Mitch plans to pursue graduate studies in genomics, bioinformatics or a related bio-medical science. His main interest is in modeling biological systems and finding computational approaches to understanding human diseases. He has a B.A. from the University of Florida in Russian Language and Literature and is currently in his senior year of pursuing a second bachelor’s degree at FIU, double majoring in Biological Sciences and Chemistry with a minor in Computer Science. Professionally, he has worked as an intelligence analyst and was also a Microsoft Certified Systems Engineer and has experience working as a network administrator.

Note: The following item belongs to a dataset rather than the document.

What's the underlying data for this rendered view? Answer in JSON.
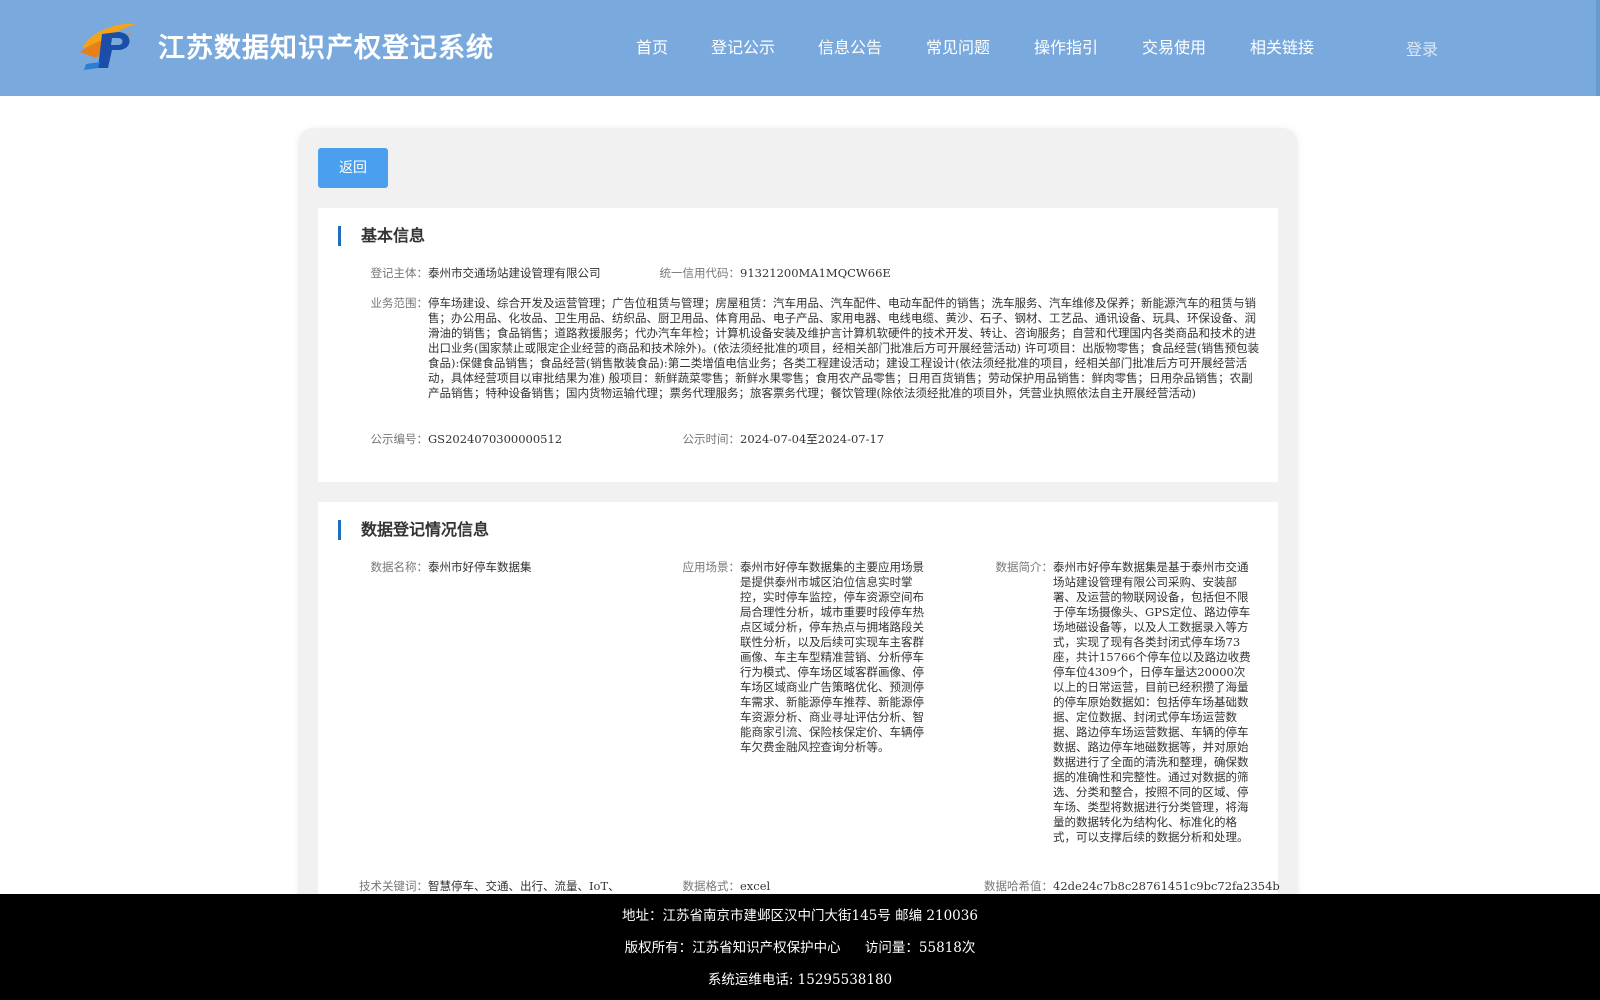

Mitch works in the Bioinformatics Research Group (BIORG) headed by Dr. Giri Narasimhan in the College of Engineering and Computing. His principle project involves a metagenomic analysis of the human lung microbiome. He has also been working for Dr. Xiaotang Wang in the Chemistry Department of the College of Arts and Sciences on a project involving single-site mutagenesis of a fungal enzyme, chloroperoxidase (CPO). Mitch is currently investigating three-dimensional patterns in protein structures and would like to work on integrating scientific databases with the OSDC architecture using the resulting data.


Rodolfo Tobon

  • Researcher at Florida International University

  • Field: Civil Engineering

Rodolfo is a post-graduate researcher that just received a Bachelors of Science in Civil Engineering from Florida International University. He would like to pursue a Masters in structural engineering and a Masters in business. He has taken classes such as reinforced concrete and steel, where he and his group designed and calculated beam deflection and moments of many types of structures. He learned the importance of scheduling and reading plans from previous classes taken, as well as project planning and construction management. During his time at FIU, he was able to participate in the American Society of Civil Engineering (ASCE) national competition, mainly designing a concrete canoe and steel bridge. Rodolfo is excited for this research opportunity; he will be learning how to connect and set up computer server racks and monitor the progress of big data transfers between FIU, the university of Chicago, and Brazil.